Quelque chose qui lui serrait le cœur avec une puissance inimaginable.
Disons aussi que Stiles n'avait pas apprécié se faire ainsi envoyer balader alors… Qu'il avait eu du mal à se lancer. Qu'il avait enfin osé avouer cette envie, ce besoin. Cette chose qu'il gardait secrète depuis un moment déjà. Bordel, il ne devrait même pas avoir honte de se dire qu'il voulait devenir un loup-garou. Le pire, c'est qu'une partie de lui se disait qu'il aurait dû se taire… Alors que ce n'était pas son genre. Sauf lorsqu'il s'agissait de cacher son mal-être. Dans ce genre de cas, fermer la bouche n'était pas une option.

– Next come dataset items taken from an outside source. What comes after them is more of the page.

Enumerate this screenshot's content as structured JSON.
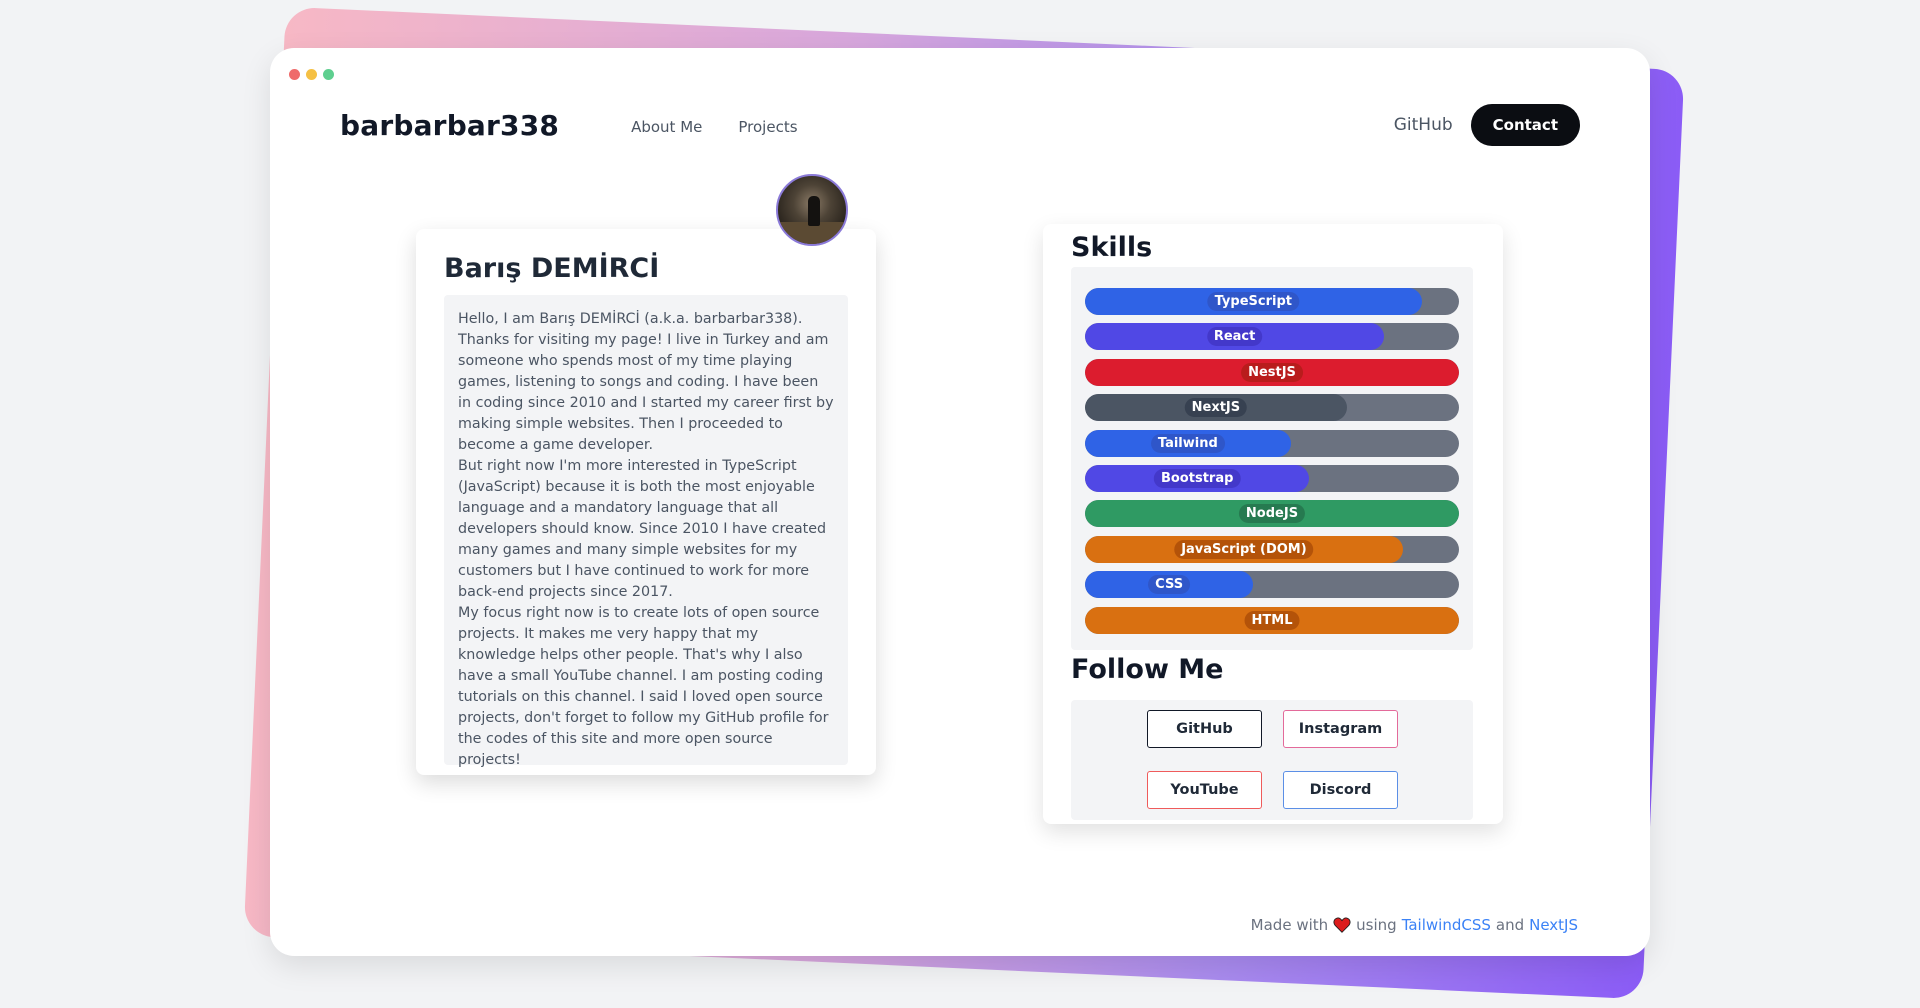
{
  "nav": {
    "brand": "barbarbar338",
    "links": [
      "About Me",
      "Projects"
    ],
    "github": "GitHub",
    "contact": "Contact"
  },
  "about": {
    "title": "Barış DEMİRCİ",
    "paragraphs": [
      "Hello, I am Barış DEMİRCİ (a.k.a. barbarbar338). Thanks for visiting my page! I live in Turkey and am someone who spends most of my time playing games, listening to songs and coding. I have been in coding since 2010 and I started my career first by making simple websites. Then I proceeded to become a game developer.",
      "But right now I'm more interested in TypeScript (JavaScript) because it is both the most enjoyable language and a mandatory language that all developers should know. Since 2010 I have created many games and many simple websites for my customers but I have continued to work for more back-end projects since 2017.",
      "My focus right now is to create lots of open source projects. It makes me very happy that my knowledge helps other people. That's why I also have a small YouTube channel. I am posting coding tutorials on this channel. I said I loved open source projects, don't forget to follow my GitHub profile for the codes of this site and more open source projects!"
    ]
  },
  "skills": {
    "title": "Skills",
    "items": [
      {
        "name": "TypeScript",
        "level": 90,
        "color": "#2f63e6",
        "label_bg": "#2f56c9"
      },
      {
        "name": "React",
        "level": 80,
        "color": "#5048e5",
        "label_bg": "#4338ca"
      },
      {
        "name": "NestJS",
        "level": 100,
        "color": "#dc1c2e",
        "label_bg": "#b91c1c"
      },
      {
        "name": "NextJS",
        "level": 70,
        "color": "#4b5563",
        "label_bg": "#374151"
      },
      {
        "name": "Tailwind",
        "level": 55,
        "color": "#2f63e6",
        "label_bg": "#2f56c9"
      },
      {
        "name": "Bootstrap",
        "level": 60,
        "color": "#5048e5",
        "label_bg": "#4338ca"
      },
      {
        "name": "NodeJS",
        "level": 100,
        "color": "#2f9a63",
        "label_bg": "#267a50"
      },
      {
        "name": "JavaScript (DOM)",
        "level": 85,
        "color": "#d97011",
        "label_bg": "#b45309"
      },
      {
        "name": "CSS",
        "level": 45,
        "color": "#2f63e6",
        "label_bg": "#2f56c9"
      },
      {
        "name": "HTML",
        "level": 100,
        "color": "#d97011",
        "label_bg": "#b45309"
      }
    ]
  },
  "follow": {
    "title": "Follow Me",
    "buttons": [
      {
        "label": "GitHub",
        "border": "#111827"
      },
      {
        "label": "Instagram",
        "border": "#e36a9a"
      },
      {
        "label": "YouTube",
        "border": "#ef5b5b"
      },
      {
        "label": "Discord",
        "border": "#5b8fe6"
      }
    ]
  },
  "footer": {
    "prefix": "Made with",
    "mid": "using",
    "link1": "TailwindCSS",
    "and": "and",
    "link2": "NextJS"
  }
}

Quoique cette fois-ci serait peut-être une exception. Tout dépendrait de l'attitude de Scott à son égard. En fait, Stiles avait, pour une fois, envie de ne pas faire comme d'habitude. De lui envoyer tout son mal-être à la gueule. Pas dans l'espoir qu'il comprenne : plutôt dans celui qu'il se rende compte de ce qu'il lui avait fait et qu'il s'en veuille. Stiles n'était pas de nature méchante et détestait le fait que son entourage puisse se sentir coupable de quelque chose le concernant, mais… On ne lui avait jamais fait un coup pareil et Scott… Il lui pardonnait toujours tout trop facilement. Pas cette fois, cependant. C'était d'ailleurs dans ce genre de moments que Stiles regrettait bon nombre de choses, dont celle d'être toujours la bonne poire du groupe. D'être celui qui se démenait toujours pour aider tout le monde et surtout lui, son meilleur ami, son alpha, son frère de cœur.

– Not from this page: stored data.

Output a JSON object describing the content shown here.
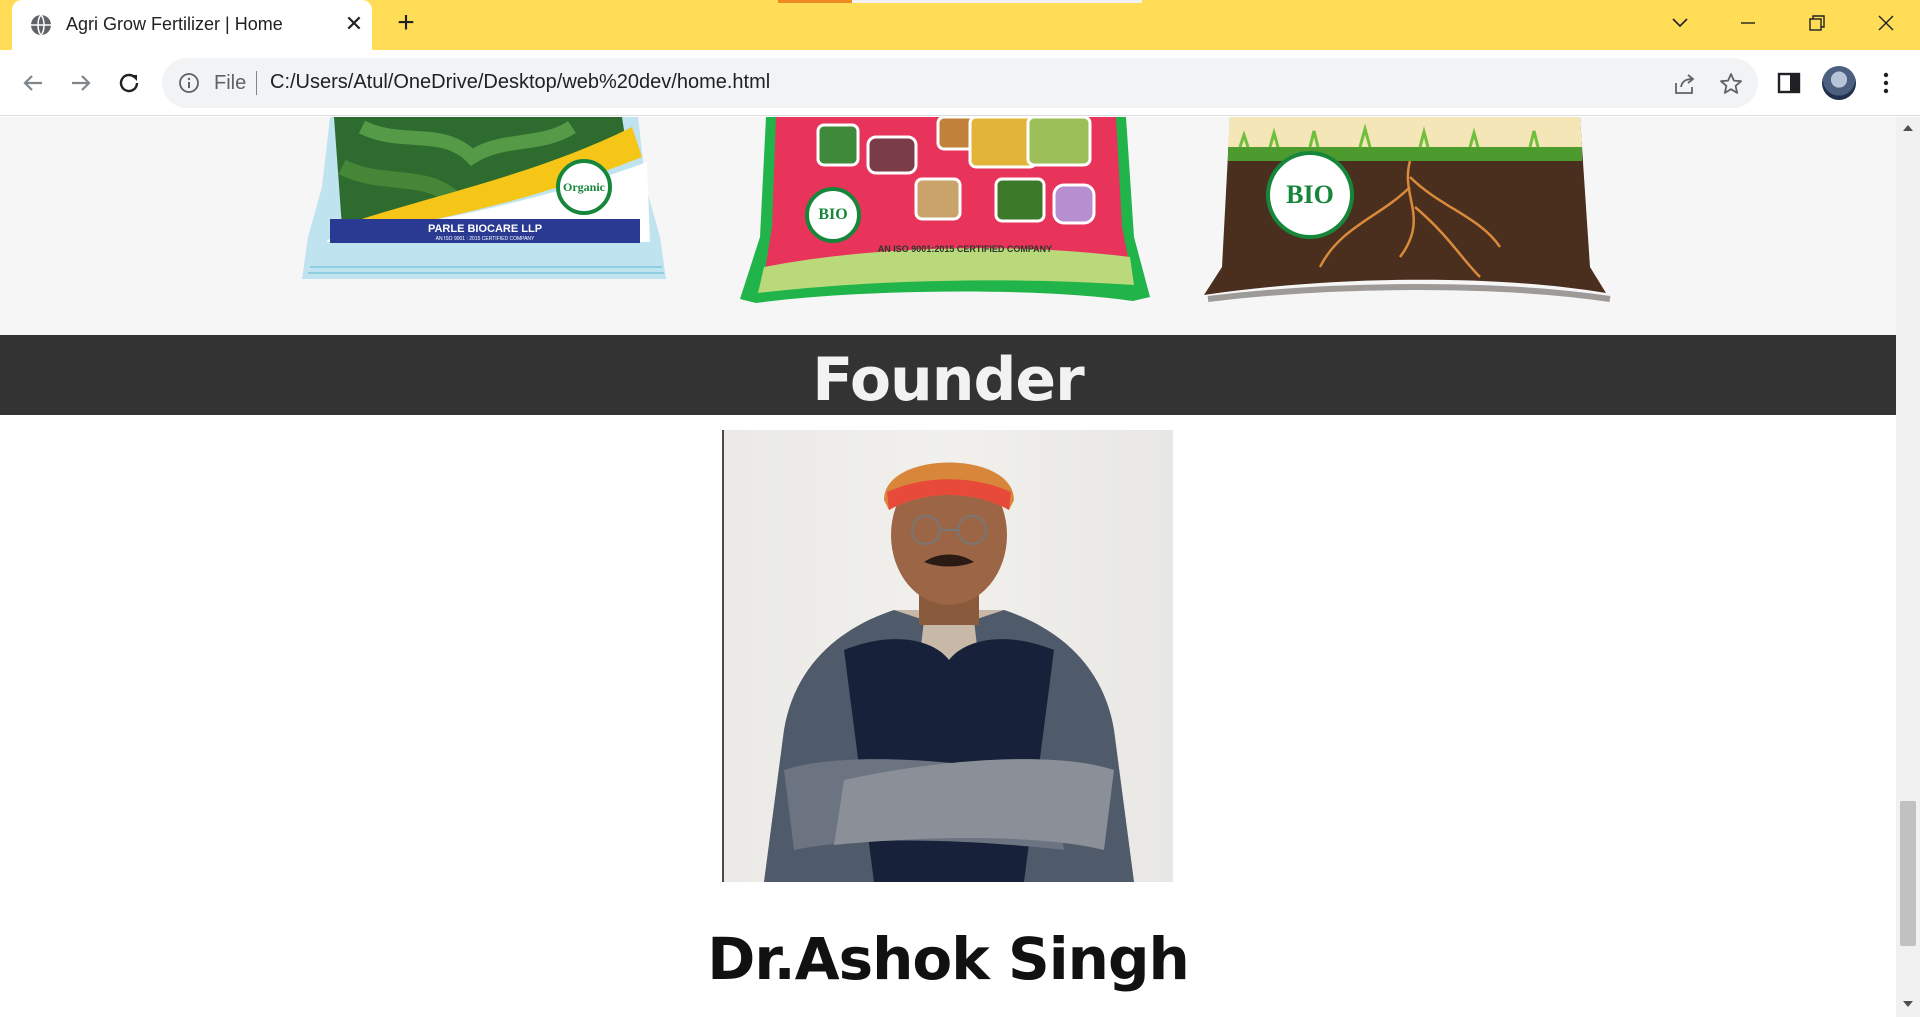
{
  "browser": {
    "tab_title": "Agri Grow Fertilizer | Home",
    "tab_close": "✕",
    "new_tab": "+",
    "scheme": "File",
    "url": "C:/Users/Atul/OneDrive/Desktop/web%20dev/home.html",
    "theme_color": "#ffdd57"
  },
  "products": [
    {
      "name": "organic-fertilizer-pack",
      "company": "PARLE BIOCARE LLP",
      "certification": "AN ISO 9001 : 2015 CERTIFIED COMPANY",
      "badge": "Organic"
    },
    {
      "name": "bio-fertilizer-green-pack",
      "certification": "AN ISO 9001:2015 CERTIFIED COMPANY",
      "badge": "BIO"
    },
    {
      "name": "bio-fertilizer-soil-pack",
      "badge": "BIO"
    }
  ],
  "founder": {
    "heading": "Founder",
    "name": "Dr.Ashok Singh"
  },
  "icons": [
    "globe-icon",
    "close-icon",
    "plus-icon",
    "chevron-down-icon",
    "minimize-icon",
    "restore-icon",
    "window-close-icon",
    "back-icon",
    "forward-icon",
    "reload-icon",
    "info-icon",
    "share-icon",
    "star-icon",
    "side-panel-icon",
    "menu-icon",
    "scroll-up-icon",
    "scroll-down-icon"
  ]
}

- Qu'il aille se faire enculer, marmonna Stiles en manœuvrant pour se garer.
S'il fallait se montrer sec et froid pour se faire respecter, c'était sans doute ce qu'il allait faire. Scott avait besoin qu'on lui remette les pendules à l'heure et Stiles avait l'impression que ce moment était arrivé. Et il risquait de s'en donner à cœur joie.
Un instant plus tard, il avait verrouillé sa Jeep et se dirigeait vers l'enceinte du lycée. Ensuite, il prit le chemin de sa salle d'histoire. Il y croiserait Scott à coup sûr puisque le latino était rarement absent. Il avait souvent la flemme, mais sa mère, la terrifiante mais douce Melissa McCall, veillait toujours au grain. Fricoter avec Malia – et le surnaturel en général – ne devait pas avoir d'impact négatif sur sa scolarité. Autrement, alpha ou pas, privé de sortie. Et Scott, trop con qu'il était, ne savait pas braver l'interdit correctement, tromper la vigilance parentale. Les seules fois où il avait réussi, c'était grâce à Stiles. Toujours grâce à Stiles. Ce dernier serra la mâchoire, continua d'avancer.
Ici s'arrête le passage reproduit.